01_Walmart_Null_Values_Handling_Overall

πŸ›’ Walmart Null Value Handling - Full Project Journal

Handling Null Values in Different Columns

Objective :

This is a realistic Walmart sales dataset. In this project, I aim to handle the missing (null) values using practical, real-world logic based on the type and context of each column.

Part 1:

PART - 1

Import the librarys and Dataset :

import numpy as np
import pandas as pd
import matplotlib.pyplot as plt
import seaborn as sns
df = pd.read_csv(r"D:\B_Data_Anlysist_Project\Python_Projects\01_Handling_Null_Value\walmart_sales_with_nulls_value_dataset.csv")
df.head()
df.shape
df.info()
df.isnull().sum()

Dataset Analysis :

The dataset contains 10 columns and 100 rows. Based on the data types and usage, I’ve categorized the columns into 4 types:

PART - 2

1 - Handling the Identifiers columns :

df_copy = pd.DataFrame(df)
df_copy.head()

1 - Handling the Order ID column :

df_copy["Order ID"].info()
df_copy["Order ID"].isnull().sum()
df_copy[df_copy["Order ID"].isnull()]
df_copy["Order ID"] = df_copy["Order ID"].fillna("Unknown")
df_copy[df_copy["Order ID"] == "Unknown"]

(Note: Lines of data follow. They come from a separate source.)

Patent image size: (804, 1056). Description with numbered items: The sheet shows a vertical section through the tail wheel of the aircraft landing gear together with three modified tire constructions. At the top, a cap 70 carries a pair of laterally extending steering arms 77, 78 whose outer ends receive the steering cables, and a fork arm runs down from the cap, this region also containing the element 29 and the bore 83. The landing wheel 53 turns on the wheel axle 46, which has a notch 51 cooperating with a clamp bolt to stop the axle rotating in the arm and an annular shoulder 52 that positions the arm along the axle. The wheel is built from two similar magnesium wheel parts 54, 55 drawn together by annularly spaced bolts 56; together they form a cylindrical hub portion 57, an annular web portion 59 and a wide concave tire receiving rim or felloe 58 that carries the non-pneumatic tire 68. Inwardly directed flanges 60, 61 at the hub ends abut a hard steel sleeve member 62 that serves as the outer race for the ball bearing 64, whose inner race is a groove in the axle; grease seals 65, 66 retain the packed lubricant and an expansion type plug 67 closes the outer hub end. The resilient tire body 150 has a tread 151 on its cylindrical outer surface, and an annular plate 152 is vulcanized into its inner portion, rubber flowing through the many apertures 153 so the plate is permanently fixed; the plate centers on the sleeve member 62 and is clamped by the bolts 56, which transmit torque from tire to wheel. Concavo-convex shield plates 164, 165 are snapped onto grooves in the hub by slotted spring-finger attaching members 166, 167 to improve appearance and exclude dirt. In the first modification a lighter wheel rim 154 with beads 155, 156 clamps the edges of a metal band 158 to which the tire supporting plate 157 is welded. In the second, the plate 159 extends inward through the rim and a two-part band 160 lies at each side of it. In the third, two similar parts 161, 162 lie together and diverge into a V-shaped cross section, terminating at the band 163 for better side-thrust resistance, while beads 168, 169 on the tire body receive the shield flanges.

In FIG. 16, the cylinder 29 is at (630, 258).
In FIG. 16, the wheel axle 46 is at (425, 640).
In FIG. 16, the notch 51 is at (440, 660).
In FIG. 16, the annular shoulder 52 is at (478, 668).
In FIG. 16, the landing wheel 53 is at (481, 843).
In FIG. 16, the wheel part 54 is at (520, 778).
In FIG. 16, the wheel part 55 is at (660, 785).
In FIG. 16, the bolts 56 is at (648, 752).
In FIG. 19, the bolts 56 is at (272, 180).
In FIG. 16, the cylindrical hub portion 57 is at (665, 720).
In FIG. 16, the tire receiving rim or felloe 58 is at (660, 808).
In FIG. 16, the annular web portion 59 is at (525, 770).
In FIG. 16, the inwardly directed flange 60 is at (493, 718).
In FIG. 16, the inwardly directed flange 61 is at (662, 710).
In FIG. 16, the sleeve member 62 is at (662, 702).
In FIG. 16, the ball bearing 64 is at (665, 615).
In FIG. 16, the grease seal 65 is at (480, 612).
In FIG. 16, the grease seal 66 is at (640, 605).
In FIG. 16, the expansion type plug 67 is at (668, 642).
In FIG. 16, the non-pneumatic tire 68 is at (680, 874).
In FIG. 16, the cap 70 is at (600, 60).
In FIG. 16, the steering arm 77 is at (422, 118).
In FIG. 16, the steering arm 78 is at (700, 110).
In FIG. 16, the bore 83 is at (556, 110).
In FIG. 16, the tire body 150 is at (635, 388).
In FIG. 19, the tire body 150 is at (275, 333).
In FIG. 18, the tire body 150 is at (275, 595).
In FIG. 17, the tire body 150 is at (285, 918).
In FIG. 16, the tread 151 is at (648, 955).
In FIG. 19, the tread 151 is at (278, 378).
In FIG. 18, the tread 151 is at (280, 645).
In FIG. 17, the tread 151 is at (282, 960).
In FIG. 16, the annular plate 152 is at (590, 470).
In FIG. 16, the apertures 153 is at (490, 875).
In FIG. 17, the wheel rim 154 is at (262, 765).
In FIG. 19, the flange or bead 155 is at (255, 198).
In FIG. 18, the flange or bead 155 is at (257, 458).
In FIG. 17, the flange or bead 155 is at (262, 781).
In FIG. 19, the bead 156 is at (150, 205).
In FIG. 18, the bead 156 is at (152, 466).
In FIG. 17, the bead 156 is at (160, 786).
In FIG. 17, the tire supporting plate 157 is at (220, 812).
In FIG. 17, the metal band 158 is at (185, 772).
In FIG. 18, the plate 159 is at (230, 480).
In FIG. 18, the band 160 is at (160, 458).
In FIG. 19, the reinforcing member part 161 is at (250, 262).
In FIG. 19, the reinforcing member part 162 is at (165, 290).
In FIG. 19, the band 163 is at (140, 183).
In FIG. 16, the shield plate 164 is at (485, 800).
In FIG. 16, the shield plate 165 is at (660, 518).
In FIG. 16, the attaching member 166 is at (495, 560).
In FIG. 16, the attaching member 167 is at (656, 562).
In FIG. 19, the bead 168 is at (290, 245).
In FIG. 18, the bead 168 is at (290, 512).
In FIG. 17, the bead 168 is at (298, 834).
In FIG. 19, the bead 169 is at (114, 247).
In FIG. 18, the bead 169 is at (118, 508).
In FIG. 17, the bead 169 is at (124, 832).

Order ID column Analysis :

Step - 1 :

I am looking for any same order id is there in the column. All 93 order are having a unique id.

Step - 2 :

Placing every order create unique Order ID. So, there is no possible to relate with any columns to fill the relative data for the missing value.

Conclusion :

Since the Order IDs are unique and there’s no meaningful logic to derive the missing values from other columns, I have filled the null values with the placeholder "Unknown" to retain row integrity without creating misleading data.
df_copy["Order ID"].info()

2 - Handling the Customer ID column :

df_copy["Customer ID"].nunique()
df_copy["Customer ID"].info()
df_copy[df_copy["Customer ID"].isnull()]
df_copy["Customer ID"] = df_copy["Customer ID"].fillna("Unknown")
df_copy[df_copy["Customer ID"] == "Unknown"]

Customer ID column Analysis :

Step - 1 :

Checked for duplicate or repeated customer IDs to see if any customers placed multiple orders.
Result: All 94 customer IDs are unique.

Conclusion :

Since each customer is unique, there is no way to infer the missing values from other rows or columns. Therefore, I filled the null values with the placeholder "Unknown" to retain row integrity without creating misleading assumptions.
df_copy["Customer ID"].info()

3 - Handling the Customer Name column :

df_copy["Customer Name"].nunique()
df_copy["Customer Name"].info()
df_copy[df_copy["Customer Name"].isnull()]
df_copy["Customer Name"] = df_copy["Customer Name"].fillna("Unknown")
df_copy[df_copy["Customer Name"] == "Unknown"]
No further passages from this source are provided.